Two of his sons, Arthur and Algernon, soon formed a new team called the Ottawa Rideau Hall Rebels.  Arthur played a key role in the formation of what became known as the Ontario Hockey Association and would go on to be the founder of ice hockey in Great Britain.  He and Algernon then persuaded their father to donate a trophy to be "an outward and visible sign of the hockey championship."  

Soon afterwards, Lord Stanley purchased a decorative punch bowl made in Sheffield and had the words “Dominion Hockey Challenge Cup" engraved on one side of the outside rim and "From Stanley of Preston" on the other side.  In 1894, in the first Stanley Cup Final game, the Montreal Hockey Club defeated the Ottawa Hockey Club by a score of 3-1.  By that time, however, Lord Stanley of Preston had had to return to England.

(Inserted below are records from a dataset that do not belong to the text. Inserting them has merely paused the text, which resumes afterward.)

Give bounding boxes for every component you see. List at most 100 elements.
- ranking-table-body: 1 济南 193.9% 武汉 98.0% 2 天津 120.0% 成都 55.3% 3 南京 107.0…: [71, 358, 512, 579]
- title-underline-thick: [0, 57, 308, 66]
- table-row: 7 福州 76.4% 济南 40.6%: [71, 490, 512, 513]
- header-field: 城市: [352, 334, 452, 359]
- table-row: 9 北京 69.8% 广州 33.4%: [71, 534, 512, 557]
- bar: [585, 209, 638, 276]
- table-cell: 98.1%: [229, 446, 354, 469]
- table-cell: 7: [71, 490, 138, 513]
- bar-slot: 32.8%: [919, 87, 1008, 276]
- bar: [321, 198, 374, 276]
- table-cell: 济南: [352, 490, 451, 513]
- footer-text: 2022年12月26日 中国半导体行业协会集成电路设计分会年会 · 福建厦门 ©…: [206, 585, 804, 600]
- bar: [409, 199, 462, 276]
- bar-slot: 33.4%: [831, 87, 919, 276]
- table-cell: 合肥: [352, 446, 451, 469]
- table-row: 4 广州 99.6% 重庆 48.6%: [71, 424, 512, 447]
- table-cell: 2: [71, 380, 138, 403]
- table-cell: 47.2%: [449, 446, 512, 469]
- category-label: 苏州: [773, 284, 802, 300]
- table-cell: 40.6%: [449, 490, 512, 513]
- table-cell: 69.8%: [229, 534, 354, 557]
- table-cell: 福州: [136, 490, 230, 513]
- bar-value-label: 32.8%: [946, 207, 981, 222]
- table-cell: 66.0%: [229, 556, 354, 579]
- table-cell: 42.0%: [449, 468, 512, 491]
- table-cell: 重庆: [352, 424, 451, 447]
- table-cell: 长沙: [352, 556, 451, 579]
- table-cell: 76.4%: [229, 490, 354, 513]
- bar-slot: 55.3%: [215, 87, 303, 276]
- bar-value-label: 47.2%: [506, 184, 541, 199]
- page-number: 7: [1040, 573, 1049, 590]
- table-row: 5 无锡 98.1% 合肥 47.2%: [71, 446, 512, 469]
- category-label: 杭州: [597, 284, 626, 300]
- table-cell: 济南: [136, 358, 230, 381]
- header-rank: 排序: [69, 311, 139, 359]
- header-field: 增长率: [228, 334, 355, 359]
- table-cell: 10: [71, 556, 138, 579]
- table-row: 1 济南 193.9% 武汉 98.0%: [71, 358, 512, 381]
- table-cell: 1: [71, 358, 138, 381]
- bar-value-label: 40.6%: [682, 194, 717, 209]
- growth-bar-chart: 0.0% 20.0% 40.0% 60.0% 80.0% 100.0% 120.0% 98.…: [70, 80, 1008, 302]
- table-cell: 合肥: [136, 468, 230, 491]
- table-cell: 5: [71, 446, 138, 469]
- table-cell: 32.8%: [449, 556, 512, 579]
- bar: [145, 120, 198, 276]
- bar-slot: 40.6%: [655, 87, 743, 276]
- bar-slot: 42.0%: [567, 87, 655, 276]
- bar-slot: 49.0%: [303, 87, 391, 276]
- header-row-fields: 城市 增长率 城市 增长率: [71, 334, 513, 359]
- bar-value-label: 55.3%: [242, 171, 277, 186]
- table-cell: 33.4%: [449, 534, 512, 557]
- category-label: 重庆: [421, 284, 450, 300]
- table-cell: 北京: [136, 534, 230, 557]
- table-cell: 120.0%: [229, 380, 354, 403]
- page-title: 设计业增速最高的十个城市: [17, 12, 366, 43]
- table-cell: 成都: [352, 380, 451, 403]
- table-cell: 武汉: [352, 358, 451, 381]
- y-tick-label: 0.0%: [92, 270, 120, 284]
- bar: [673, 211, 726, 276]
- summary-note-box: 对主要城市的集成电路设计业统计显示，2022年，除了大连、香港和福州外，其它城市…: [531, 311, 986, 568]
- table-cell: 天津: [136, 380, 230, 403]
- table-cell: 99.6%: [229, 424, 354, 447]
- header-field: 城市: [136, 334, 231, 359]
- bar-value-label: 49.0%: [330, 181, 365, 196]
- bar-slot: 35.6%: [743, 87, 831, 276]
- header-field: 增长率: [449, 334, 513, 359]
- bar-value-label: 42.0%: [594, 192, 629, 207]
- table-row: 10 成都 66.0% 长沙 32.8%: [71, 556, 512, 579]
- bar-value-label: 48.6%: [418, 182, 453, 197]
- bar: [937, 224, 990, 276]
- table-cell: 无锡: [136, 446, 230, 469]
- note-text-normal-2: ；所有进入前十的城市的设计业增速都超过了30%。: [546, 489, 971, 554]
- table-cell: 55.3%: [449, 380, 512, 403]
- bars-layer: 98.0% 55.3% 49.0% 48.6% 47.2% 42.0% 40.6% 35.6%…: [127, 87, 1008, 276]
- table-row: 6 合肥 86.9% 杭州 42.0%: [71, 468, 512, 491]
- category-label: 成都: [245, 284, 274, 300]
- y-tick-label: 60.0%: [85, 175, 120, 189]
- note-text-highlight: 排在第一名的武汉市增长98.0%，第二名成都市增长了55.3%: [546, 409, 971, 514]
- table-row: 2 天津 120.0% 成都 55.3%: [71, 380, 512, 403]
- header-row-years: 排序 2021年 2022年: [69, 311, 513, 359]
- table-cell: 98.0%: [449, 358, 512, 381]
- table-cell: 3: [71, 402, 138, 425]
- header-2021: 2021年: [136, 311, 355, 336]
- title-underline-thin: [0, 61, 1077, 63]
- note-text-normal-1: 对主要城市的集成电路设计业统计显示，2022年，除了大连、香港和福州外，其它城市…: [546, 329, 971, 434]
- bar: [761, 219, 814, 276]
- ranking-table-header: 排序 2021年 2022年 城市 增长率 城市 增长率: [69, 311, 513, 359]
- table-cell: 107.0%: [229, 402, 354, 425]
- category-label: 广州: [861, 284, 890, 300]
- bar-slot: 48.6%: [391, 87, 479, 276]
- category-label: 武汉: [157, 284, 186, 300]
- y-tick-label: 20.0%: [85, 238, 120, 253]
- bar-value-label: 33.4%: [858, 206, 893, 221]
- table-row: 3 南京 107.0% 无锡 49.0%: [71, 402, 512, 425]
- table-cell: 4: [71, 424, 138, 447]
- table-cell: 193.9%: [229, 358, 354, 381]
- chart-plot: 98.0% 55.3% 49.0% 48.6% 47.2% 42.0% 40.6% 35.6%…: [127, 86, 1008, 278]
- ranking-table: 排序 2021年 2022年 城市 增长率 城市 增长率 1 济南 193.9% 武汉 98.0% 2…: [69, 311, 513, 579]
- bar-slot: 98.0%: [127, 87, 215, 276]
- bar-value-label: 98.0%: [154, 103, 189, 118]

Stanley's Hotel in Macrae Flat

Tom Stanley from Kent, the son of a sea captain, was drawn to the gold mining town of Macraes Flat in Otago, New Zealand in the 1870’s.  He took over a ramshackle hotel there and decided to rebuild.

“He quarried stone from the hill behind the Catholic church, bringing it down by tip-dray, and engaged the stonemason from Hyde, an old salt called John Budge, to ‘build me an inn that will last.’

Budge, noted for his craftsmanship, his indolence, and his Falstaffian capacity for beer, erected an inn fit for a king.  It took him five years.  On some days he did not face a stone, succumbing to an invitation to “come and have one” before he put foot on the ladder.  His payment was wholly in beer. 

When in 1895 the Earl of Glasgow unexpectedly arrived for lunch at a newly completed stone inn, a satisfied mason was back in his home town reflecting on his consumption for his toils – seventy two hogsheads in all.”

Stanley's Hotel remained in the Stanley family until 1960.  It is now the only surviving hotel from the gold-boom period and is the most substantial building in Macraes Flat.  It outbuildings include a billiards room, stone shed, stables, and pig pen.